Она уже знала, чего хочет Василий Степанович. Безмолвный крик потряс все существо Юлии Егоровны, сердце ее то замирало, то бешено колотилось. Нет! Она не скажет этого первая! Он ждет ее самопожертвования, нескольких тихих слов, которые снимут камень с его души! Но у нее нет этих слов. Даже стон, рвущийся наружу, не может разжать сомкнувшихся челюстей. Расстаться?! Если Завойко уйдет один в море, случится несчастье, столкновение с неприятелем тогда станет, как почему-то думалось Юлии Егоровне, неизбежным. И наоборот, представляя себе своих детей на корабле, рядом с отцом, она как-то исключала возможность военных действий. "Аврора" без нее и детей — военный фрегат, содрогающийся от залпов, окутанный пороховым дымом. С ними — это мирный корабль, которому сопутствует удача.
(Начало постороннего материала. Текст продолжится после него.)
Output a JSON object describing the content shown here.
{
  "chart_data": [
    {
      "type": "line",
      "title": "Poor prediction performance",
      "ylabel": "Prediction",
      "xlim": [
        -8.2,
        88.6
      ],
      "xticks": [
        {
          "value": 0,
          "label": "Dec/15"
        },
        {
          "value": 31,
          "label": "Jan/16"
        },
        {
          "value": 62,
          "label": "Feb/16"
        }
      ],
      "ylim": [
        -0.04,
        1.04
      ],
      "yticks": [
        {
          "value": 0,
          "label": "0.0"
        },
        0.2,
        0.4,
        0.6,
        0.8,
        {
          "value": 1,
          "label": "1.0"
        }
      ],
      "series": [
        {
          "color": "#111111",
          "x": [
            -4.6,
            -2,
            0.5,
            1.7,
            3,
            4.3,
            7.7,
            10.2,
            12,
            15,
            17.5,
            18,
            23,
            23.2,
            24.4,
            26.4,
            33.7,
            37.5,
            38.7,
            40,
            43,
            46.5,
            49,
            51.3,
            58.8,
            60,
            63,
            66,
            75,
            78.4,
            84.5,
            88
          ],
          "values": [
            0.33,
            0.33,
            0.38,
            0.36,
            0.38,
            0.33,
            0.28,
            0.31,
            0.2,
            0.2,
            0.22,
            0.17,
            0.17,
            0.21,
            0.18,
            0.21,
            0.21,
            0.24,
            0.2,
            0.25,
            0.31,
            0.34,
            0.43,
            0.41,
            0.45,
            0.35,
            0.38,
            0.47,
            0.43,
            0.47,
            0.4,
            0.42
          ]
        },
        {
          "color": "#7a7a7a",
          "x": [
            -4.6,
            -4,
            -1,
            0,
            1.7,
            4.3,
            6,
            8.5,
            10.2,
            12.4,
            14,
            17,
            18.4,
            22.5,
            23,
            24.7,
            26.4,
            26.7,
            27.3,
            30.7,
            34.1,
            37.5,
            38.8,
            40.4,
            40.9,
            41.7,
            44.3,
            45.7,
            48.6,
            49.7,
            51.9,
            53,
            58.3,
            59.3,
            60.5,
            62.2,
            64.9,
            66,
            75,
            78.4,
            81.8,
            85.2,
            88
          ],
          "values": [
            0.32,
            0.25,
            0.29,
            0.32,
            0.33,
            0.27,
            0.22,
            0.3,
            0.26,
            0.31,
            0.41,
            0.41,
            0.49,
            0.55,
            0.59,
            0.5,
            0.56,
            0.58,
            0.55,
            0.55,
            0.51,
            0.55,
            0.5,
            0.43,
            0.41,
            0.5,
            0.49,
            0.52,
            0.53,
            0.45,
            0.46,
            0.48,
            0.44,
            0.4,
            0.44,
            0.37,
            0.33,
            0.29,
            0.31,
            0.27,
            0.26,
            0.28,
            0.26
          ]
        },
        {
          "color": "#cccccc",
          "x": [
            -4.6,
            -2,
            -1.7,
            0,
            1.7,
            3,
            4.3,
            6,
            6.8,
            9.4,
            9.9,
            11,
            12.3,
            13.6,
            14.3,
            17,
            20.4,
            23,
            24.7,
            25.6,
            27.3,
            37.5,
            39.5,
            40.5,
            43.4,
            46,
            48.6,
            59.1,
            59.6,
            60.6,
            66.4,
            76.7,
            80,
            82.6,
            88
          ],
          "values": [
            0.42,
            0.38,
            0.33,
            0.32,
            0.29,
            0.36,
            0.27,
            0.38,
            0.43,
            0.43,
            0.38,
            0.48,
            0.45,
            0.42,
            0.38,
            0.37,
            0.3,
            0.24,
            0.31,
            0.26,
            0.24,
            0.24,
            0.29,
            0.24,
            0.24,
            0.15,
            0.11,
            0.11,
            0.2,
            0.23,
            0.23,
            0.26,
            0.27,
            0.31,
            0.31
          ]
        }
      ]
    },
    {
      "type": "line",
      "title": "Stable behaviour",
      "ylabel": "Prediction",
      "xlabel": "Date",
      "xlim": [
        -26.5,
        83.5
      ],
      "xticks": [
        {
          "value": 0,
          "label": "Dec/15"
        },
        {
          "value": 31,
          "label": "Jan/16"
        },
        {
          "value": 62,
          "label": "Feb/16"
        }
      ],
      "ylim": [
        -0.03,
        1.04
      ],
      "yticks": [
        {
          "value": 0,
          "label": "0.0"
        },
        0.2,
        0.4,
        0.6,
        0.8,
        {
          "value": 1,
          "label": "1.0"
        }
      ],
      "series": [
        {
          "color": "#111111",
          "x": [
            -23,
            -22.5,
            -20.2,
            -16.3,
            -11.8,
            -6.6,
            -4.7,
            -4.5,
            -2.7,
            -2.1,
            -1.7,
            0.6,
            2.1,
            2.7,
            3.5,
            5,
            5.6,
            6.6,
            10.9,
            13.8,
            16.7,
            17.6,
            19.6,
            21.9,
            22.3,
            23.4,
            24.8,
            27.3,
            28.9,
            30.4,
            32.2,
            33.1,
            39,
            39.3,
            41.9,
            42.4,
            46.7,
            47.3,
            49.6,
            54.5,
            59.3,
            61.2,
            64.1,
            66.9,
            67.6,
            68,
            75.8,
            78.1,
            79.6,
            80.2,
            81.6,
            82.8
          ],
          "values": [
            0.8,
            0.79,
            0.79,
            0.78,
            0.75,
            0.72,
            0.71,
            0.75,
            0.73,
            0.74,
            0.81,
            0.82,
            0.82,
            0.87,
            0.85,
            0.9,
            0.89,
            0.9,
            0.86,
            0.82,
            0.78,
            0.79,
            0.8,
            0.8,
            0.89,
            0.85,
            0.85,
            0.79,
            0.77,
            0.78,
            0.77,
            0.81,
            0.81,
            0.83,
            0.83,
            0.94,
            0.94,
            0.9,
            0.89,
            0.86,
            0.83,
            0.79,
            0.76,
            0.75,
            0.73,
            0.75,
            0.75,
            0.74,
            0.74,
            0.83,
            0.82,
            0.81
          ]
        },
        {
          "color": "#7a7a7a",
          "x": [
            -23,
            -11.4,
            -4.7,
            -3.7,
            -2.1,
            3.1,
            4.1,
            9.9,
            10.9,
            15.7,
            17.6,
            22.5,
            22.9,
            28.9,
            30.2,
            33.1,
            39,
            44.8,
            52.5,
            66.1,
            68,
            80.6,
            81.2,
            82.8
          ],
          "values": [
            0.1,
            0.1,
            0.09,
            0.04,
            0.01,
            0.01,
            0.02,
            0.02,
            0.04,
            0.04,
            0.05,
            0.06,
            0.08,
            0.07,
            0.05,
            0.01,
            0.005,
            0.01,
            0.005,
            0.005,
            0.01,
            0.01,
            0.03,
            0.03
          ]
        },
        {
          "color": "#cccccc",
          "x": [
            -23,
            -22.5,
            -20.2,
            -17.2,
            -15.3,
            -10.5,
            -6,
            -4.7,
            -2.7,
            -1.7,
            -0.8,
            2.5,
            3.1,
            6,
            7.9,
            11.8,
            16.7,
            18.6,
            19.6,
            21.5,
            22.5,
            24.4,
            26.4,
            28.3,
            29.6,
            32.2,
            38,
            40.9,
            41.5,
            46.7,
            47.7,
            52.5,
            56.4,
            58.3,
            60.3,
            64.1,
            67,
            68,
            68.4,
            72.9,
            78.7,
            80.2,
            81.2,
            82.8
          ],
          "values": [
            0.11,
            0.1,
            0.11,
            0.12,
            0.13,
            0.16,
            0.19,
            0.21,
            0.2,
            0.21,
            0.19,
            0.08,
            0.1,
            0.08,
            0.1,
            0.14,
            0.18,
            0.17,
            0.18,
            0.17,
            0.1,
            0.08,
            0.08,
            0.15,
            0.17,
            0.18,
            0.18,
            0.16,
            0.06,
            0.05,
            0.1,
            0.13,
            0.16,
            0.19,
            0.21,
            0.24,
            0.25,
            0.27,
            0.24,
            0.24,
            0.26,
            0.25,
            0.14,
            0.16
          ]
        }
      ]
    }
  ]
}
Завойко ждал. Короткими движениями он поглаживал руку Юлии Егоровны. И даже эти прикосновения словно подталкивали ее, говорили: "Торопись, я жду! Да ну же, скажи, скажи!" Рыдания подступили к горлу, но Юлия Егоровна проглотила их, крепче сжав зубы. В глазах слезы — Василий Степанович не видел их. Но если она попытается заговорить, он все поймет. Нужно привыкнуть к ужасной мысли. Еще несколько мгновений — и она сможет обо всем говорить почти спокойно… Почти…

Юлия Егоровна не ответила.

— Наш долг, наша обязанность… Мы должны дать нравственный пример… Ты знаешь, как тяжело, как невыносимо тяжело мне такое решение…

Еще нельзя отвечать, еще не слушается голос.

— Только это и могло вселить в людей надежду… Кто знает, быть может, мое решение спасет вам жизнь, — повторил он испытанный аргумент.

— Не смей об этом, Вася! С тобой ничего не случится, слышишь, ничего!

— Я солдат, дружок. Дело идет о чести России, я предпочту смерть позору.

Наконец найден выход рыданиям, волнению, боли. Теперь никто не станет корить ее за слезы, за сбивчивый лепет.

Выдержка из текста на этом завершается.